A l’issue de l’audience, la date du délibéré de l’affaire a été fixée au 5 avril 2024.
MOTIFS DE LA DÉCISION
Sur la compétence du juge des référés
L’article 834 du Code de procédure civile prévoit que, dans tous les cas d’urgence, le juge du contentieux de la protection peut, dans les limites de sa compétence, ordonner en référé toutes les mesures qui ne se heurtent à aucune contestation sérieuse ou que justifie l’existence d’un différend.
En l’espèce, si au dispositif de ses conclusions, Madame [X] veuve [A] demande à la juridiction de céans de se déclarer incompétente au profit du juge du fond, force est de constater qu’elle ne fait dans ses écritures que contester les pouvoirs du juge des référés du fait de l’existence de contestations sérieuses. Ces moyens ne visent qu’à contester le bien-fondé des demandes des consorts [A] et les pouvoirs du juge des référés et non sa compétence. Ces moyens soulevés par Madame [X] veuve [A] en raison de l’existence de contestations sérieuses ne constituent donc pas une exception d’incompétence mais s’analysent en des moyens relatif au pouvoir d’appréciation de la juridiction de référés.
Il s’ensuit que le juge des référés est compétent pour statuer sur l’action engagée par les consorts [A] au visa de l’article 834 du Code de procédure civile, laquelle action relève bien de ses attributions. Il lui appartient dès lors de dire s’il y a lieu ou non à référé sur les demandes formées par eux.
Au vu de ce qui précède, la demande de Madame [X] veuve [A] tendant pour le juge des référés à se déclarer incompétent au profit du juge du fond sera tout naturellement rejetée.

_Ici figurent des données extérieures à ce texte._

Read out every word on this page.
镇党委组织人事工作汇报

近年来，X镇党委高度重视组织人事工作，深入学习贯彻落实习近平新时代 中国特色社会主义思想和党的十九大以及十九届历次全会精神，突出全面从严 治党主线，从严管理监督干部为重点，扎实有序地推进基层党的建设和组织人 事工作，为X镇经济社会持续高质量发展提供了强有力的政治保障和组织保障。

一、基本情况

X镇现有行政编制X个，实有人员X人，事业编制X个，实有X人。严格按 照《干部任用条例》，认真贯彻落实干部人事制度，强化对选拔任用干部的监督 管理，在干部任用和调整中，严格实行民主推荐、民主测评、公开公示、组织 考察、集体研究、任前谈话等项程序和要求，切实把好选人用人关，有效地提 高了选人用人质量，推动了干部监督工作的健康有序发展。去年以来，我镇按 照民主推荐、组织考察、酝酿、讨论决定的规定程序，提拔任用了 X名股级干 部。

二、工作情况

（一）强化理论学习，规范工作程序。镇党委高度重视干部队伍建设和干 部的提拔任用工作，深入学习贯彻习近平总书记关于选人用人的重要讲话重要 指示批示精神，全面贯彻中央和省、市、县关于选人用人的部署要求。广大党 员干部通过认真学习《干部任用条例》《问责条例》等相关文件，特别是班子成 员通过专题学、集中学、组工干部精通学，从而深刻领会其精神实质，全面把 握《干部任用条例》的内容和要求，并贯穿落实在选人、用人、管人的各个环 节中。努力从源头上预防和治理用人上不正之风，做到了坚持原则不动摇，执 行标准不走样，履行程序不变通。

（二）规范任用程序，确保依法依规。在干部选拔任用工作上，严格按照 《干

Sur la demande de sursis à statuer sur la demande d’expulsion formée par Madame [X]
L’article 378 du Code de procédure civile prévoit que la décision de sursis suspend le cours de l’instance pour le temps ou jusqu’à la survenance de l’événement qu’elle détermine.
L’opportunité du sursis à statuer reste soumis à l’appréciation discrétionnaire du juge dans l’intérêt d’une bonne administration de la justice.

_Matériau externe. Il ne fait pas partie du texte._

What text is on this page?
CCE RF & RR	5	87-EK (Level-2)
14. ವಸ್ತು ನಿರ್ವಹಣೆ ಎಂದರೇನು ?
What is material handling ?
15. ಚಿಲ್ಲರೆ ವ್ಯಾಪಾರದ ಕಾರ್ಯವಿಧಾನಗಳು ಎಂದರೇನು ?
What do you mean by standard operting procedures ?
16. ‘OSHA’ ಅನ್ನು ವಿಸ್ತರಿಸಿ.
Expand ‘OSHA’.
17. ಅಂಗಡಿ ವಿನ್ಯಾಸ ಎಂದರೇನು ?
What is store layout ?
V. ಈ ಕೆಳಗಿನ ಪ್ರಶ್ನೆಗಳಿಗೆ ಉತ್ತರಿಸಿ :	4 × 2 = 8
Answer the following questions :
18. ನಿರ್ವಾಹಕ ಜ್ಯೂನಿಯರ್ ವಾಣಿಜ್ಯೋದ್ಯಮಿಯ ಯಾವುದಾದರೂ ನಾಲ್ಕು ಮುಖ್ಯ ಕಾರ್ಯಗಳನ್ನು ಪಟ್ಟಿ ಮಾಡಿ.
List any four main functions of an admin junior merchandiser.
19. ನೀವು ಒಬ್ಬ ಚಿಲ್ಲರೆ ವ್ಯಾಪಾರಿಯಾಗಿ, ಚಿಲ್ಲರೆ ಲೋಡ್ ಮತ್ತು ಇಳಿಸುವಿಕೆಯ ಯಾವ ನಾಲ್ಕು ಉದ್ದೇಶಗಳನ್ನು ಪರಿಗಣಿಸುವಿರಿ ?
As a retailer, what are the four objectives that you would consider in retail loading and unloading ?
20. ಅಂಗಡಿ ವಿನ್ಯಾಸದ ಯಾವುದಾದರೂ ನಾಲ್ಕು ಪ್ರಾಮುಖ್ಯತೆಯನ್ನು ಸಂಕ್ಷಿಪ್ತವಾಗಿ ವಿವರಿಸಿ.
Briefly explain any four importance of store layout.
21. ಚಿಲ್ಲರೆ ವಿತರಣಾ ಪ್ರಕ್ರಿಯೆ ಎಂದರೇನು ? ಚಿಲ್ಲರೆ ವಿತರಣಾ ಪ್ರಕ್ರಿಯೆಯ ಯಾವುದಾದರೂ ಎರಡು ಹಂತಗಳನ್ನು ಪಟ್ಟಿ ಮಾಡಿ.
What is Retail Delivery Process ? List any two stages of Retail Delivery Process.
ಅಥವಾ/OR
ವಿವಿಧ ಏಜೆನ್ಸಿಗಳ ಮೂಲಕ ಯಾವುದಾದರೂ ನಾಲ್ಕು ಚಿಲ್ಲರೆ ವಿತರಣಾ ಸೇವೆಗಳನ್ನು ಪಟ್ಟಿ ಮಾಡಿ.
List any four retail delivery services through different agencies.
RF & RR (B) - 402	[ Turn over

Aux termes de l’article 831-2 du Code civil, le conjoint survivant ou tout héritier copropriétaire peut également demander l’attribution préférentielle :
1° De la propriété ou du droit au bail du local qui lui sert effectivement d’habitation, s’il y avait sa résidence à l’époque du décès, et du mobilier le garnissant, ainsi que du véhicule du défunt dès lors que ce véhicule lui est nécessaire pour les besoins de la vie courante ;
2° De la propriété ou du droit au bail du local à usage professionnel servant effectivement à l’exercice de sa profession et des objets mobiliers nécessaires à l’exercice de sa profession ;
3° De l’ensemble des éléments mobiliers nécessaires à l’exploitation d’un bien rural cultivé par le défunt à titre de fermier ou de métayer lorsque le bail continue au profit du demandeur ou lorsqu’un nouveau bail est consenti à ce dernier.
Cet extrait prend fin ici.